Sois chamados a cuidar com delicadeza e respeito pela dignidade e integridade física e psíquica das pessoas.
Sois chamados a ouvir com atenção, para responder com palavras apropriadas, que acompanham os gestos de cuidado, tornando-os mais humanos e, portanto, também mais eficazes.
Sois chamados a encorajar, consolar, animar, dar esperança. Não se pode curar nem ser curado sem esperança; disto todos temos necessidade e somos gratos a Deus, que nos dá esperança. Mas somos também gratos a quantos trabalham na pesquisa médica.
Nos últimos cem anos, o progresso foi enorme. Há novas terapias e numerosos tratamentos em fase de experimentação. Todos estes tratamentos eram impensáveis nas gerações passadas. Podemos e devemos aliviar o sofrimento e educar todos para que se tornem mais responsáveis pela sua saúde e pela saúde dos seus vizinhos e familiares. Devemos recordar também que curar significa respeitar o dom da vida, desde o princípio até ao fim. Nós não somos os donos: a vida é-nos confiada, e os médicos são os seus servidores.
A vossa missão é um testemunho de humanidade e, ao mesmo tempo, um modo privilegiado de mostrar, de fazer sentir que Deus, nosso Pai, cuida de cada pessoa sem distinção. Portanto, nisto Ele quer servir-se também do nosso conhecimento, das nossas mãos e do nosso coração para cuidar e curar cada ser humano, porque deseja dar vida e amor a cada um de nós.
Isto exige de vós competência, paciência, força espiritual e solidariedade fraterna. O estilo do médico católico combina o profissionalismo com a capacidade de colaborar e com o rigor ético. E tudo isto beneficia tanto os doentes como o ambiente em que trabalhais. Muitas vezes — como sabemos — a qualidade de um setor depende não tanto da riqueza de instrumentos que dispõe, quanto do nível de profissionalismo e de humanidade do médico-chefe e da equipe de médicos. Vê-se isto todos os dias; muitas pessoas simples vão ao hospital e dizem: “Eu gostaria de ser consultado por este médico, por aquela médica” — porquê? — Porque sentem a sua proximidade, sentem a sua dedicação.

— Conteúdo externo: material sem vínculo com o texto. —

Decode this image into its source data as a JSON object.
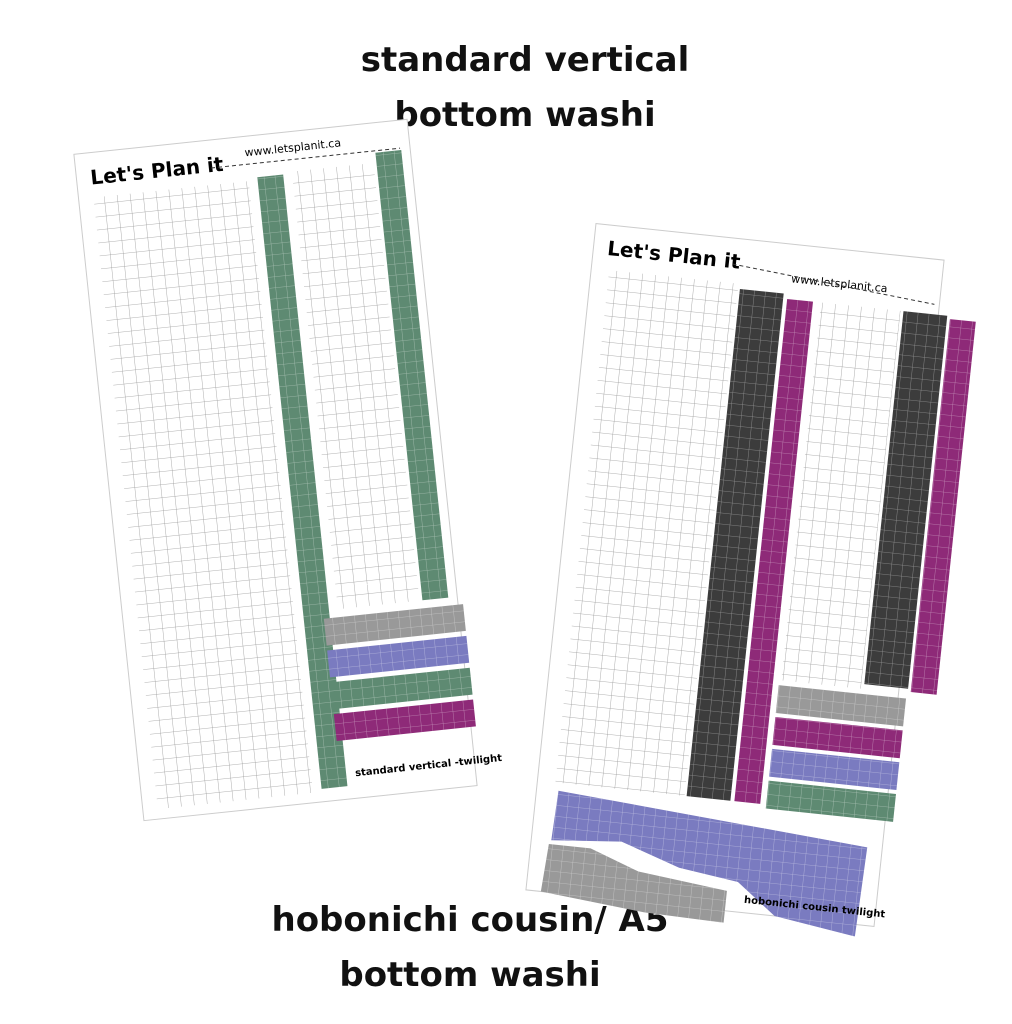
{
  "top_caption": {
    "line1": "standard vertical",
    "line2": "bottom washi"
  },
  "bottom_caption": {
    "line1": "hobonichi cousin/ A5",
    "line2": "bottom washi"
  },
  "sheets": [
    {
      "brand": "Let's Plan it",
      "url": "www.letsplanit.ca",
      "label": "standard vertical -twilight"
    },
    {
      "brand": "Let's Plan it",
      "url": "www.letsplanit.ca",
      "label": "hobonichi cousin twilight"
    }
  ]
}
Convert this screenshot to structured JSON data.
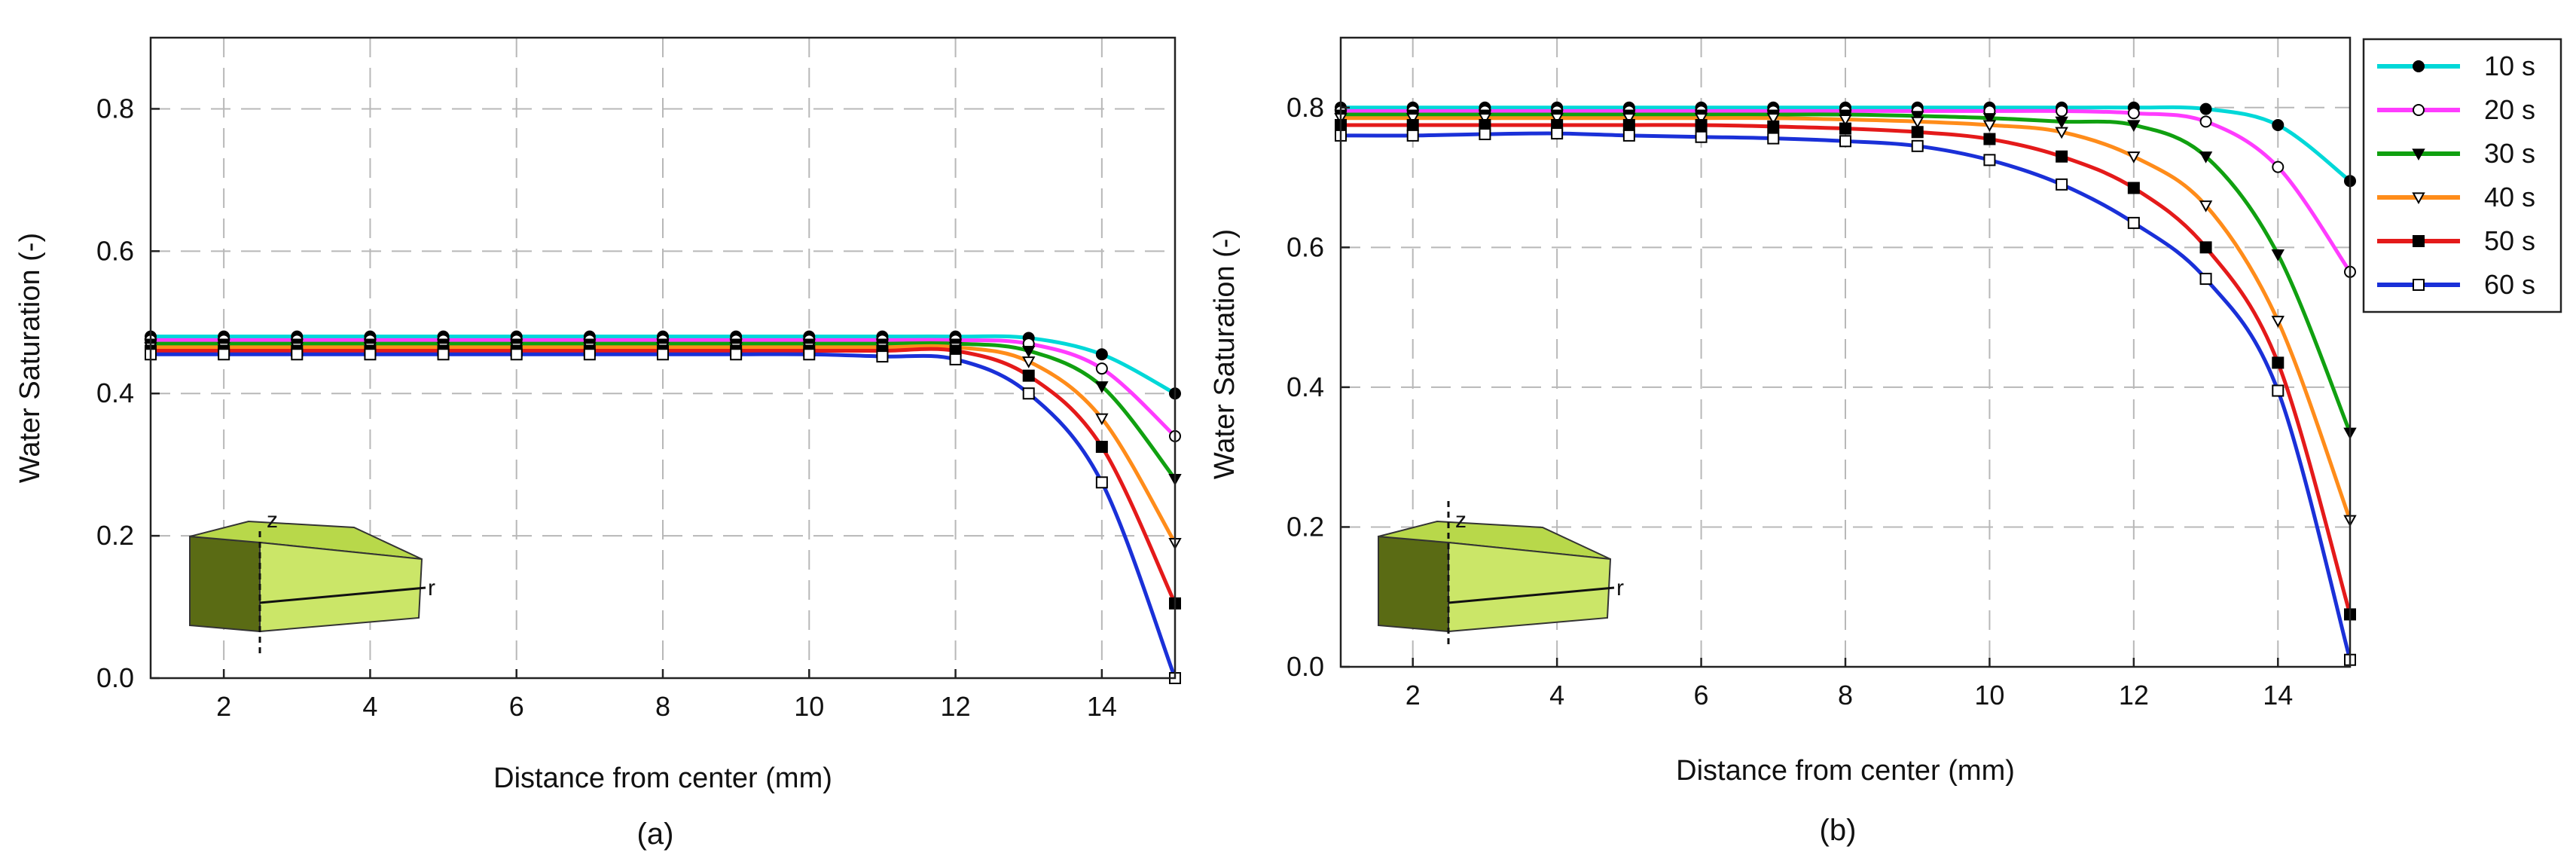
{
  "chart_data": [
    {
      "type": "line",
      "caption": "(a)",
      "xlabel": "Distance from center (mm)",
      "ylabel": "Water Saturation (-)",
      "xlim": [
        1,
        15
      ],
      "ylim": [
        0,
        0.9
      ],
      "xticks": [
        2,
        4,
        6,
        8,
        10,
        12,
        14
      ],
      "xtick_labels": [
        "2",
        "4",
        "6",
        "8",
        "10",
        "12",
        "14"
      ],
      "yticks": [
        0.0,
        0.2,
        0.4,
        0.6,
        0.8
      ],
      "ytick_labels": [
        "0.0",
        "0.2",
        "0.4",
        "0.6",
        "0.8"
      ],
      "grid": true,
      "x": [
        1,
        2,
        3,
        4,
        5,
        6,
        7,
        8,
        9,
        10,
        11,
        12,
        13,
        14,
        15
      ],
      "series": [
        {
          "name": "10 s",
          "color": "#00d8d8",
          "marker": "filled-circle",
          "values": [
            0.48,
            0.48,
            0.48,
            0.48,
            0.48,
            0.48,
            0.48,
            0.48,
            0.48,
            0.48,
            0.48,
            0.48,
            0.478,
            0.455,
            0.4
          ]
        },
        {
          "name": "20 s",
          "color": "#ff3cff",
          "marker": "open-circle",
          "values": [
            0.475,
            0.475,
            0.475,
            0.475,
            0.475,
            0.475,
            0.475,
            0.475,
            0.475,
            0.475,
            0.475,
            0.475,
            0.47,
            0.435,
            0.34
          ]
        },
        {
          "name": "30 s",
          "color": "#10a010",
          "marker": "filled-triangle",
          "values": [
            0.47,
            0.47,
            0.47,
            0.47,
            0.47,
            0.47,
            0.47,
            0.47,
            0.47,
            0.47,
            0.47,
            0.47,
            0.46,
            0.41,
            0.28
          ]
        },
        {
          "name": "40 s",
          "color": "#ff8c1a",
          "marker": "open-triangle",
          "values": [
            0.465,
            0.465,
            0.465,
            0.465,
            0.465,
            0.465,
            0.465,
            0.465,
            0.465,
            0.465,
            0.465,
            0.465,
            0.445,
            0.365,
            0.19
          ]
        },
        {
          "name": "50 s",
          "color": "#e41a1a",
          "marker": "filled-square",
          "values": [
            0.46,
            0.46,
            0.46,
            0.46,
            0.46,
            0.46,
            0.46,
            0.46,
            0.46,
            0.46,
            0.46,
            0.46,
            0.425,
            0.325,
            0.105
          ]
        },
        {
          "name": "60 s",
          "color": "#1a30d8",
          "marker": "open-square",
          "values": [
            0.455,
            0.455,
            0.455,
            0.455,
            0.455,
            0.455,
            0.455,
            0.455,
            0.455,
            0.455,
            0.452,
            0.448,
            0.4,
            0.275,
            0.0
          ]
        }
      ],
      "inset": {
        "z_label": "z",
        "r_label": "r"
      }
    },
    {
      "type": "line",
      "caption": "(b)",
      "xlabel": "Distance from center (mm)",
      "ylabel": "Water Saturation (-)",
      "xlim": [
        1,
        15
      ],
      "ylim": [
        0,
        0.9
      ],
      "xticks": [
        2,
        4,
        6,
        8,
        10,
        12,
        14
      ],
      "xtick_labels": [
        "2",
        "4",
        "6",
        "8",
        "10",
        "12",
        "14"
      ],
      "yticks": [
        0.0,
        0.2,
        0.4,
        0.6,
        0.8
      ],
      "ytick_labels": [
        "0.0",
        "0.2",
        "0.4",
        "0.6",
        "0.8"
      ],
      "grid": true,
      "legend_position": "outside-top-right",
      "x": [
        1,
        2,
        3,
        4,
        5,
        6,
        7,
        8,
        9,
        10,
        11,
        12,
        13,
        14,
        15
      ],
      "series": [
        {
          "name": "10 s",
          "color": "#00d8d8",
          "marker": "filled-circle",
          "values": [
            0.8,
            0.8,
            0.8,
            0.8,
            0.8,
            0.8,
            0.8,
            0.8,
            0.8,
            0.8,
            0.8,
            0.8,
            0.798,
            0.775,
            0.695
          ]
        },
        {
          "name": "20 s",
          "color": "#ff3cff",
          "marker": "open-circle",
          "values": [
            0.795,
            0.795,
            0.795,
            0.795,
            0.795,
            0.795,
            0.795,
            0.795,
            0.795,
            0.795,
            0.795,
            0.792,
            0.78,
            0.715,
            0.565
          ]
        },
        {
          "name": "30 s",
          "color": "#10a010",
          "marker": "filled-triangle",
          "values": [
            0.79,
            0.79,
            0.79,
            0.79,
            0.79,
            0.79,
            0.79,
            0.79,
            0.788,
            0.785,
            0.78,
            0.775,
            0.73,
            0.59,
            0.335
          ]
        },
        {
          "name": "40 s",
          "color": "#ff8c1a",
          "marker": "open-triangle",
          "values": [
            0.785,
            0.785,
            0.785,
            0.785,
            0.785,
            0.785,
            0.785,
            0.783,
            0.78,
            0.775,
            0.765,
            0.73,
            0.66,
            0.495,
            0.21
          ]
        },
        {
          "name": "50 s",
          "color": "#e41a1a",
          "marker": "filled-square",
          "values": [
            0.775,
            0.775,
            0.775,
            0.775,
            0.775,
            0.775,
            0.773,
            0.77,
            0.765,
            0.755,
            0.73,
            0.685,
            0.6,
            0.435,
            0.075
          ]
        },
        {
          "name": "60 s",
          "color": "#1a30d8",
          "marker": "open-square",
          "values": [
            0.76,
            0.76,
            0.762,
            0.763,
            0.76,
            0.758,
            0.756,
            0.752,
            0.745,
            0.725,
            0.69,
            0.635,
            0.555,
            0.395,
            0.01
          ]
        }
      ],
      "inset": {
        "z_label": "z",
        "r_label": "r"
      }
    }
  ]
}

Renovando-vos continuamente, recorrendo às fontes da Palavra de Deus e dos Sacramentos, podereis cumprir bem a vossa missão, e o Espírito conceder-vos-á o dom do discernimento para enfrentar situações delicadas e complexas, pronunciando as palavras corretas no momento certo e fazendo silêncio na hora oportuna.
Queridos irmãos e irmãs, sei que vós já o fazeis, mas exorto-vos a rezar por aqueles de quem cuidais e pelos vossos colegas que trabalham convosco. E não vos esqueçais de orar também por mim. Obrigado!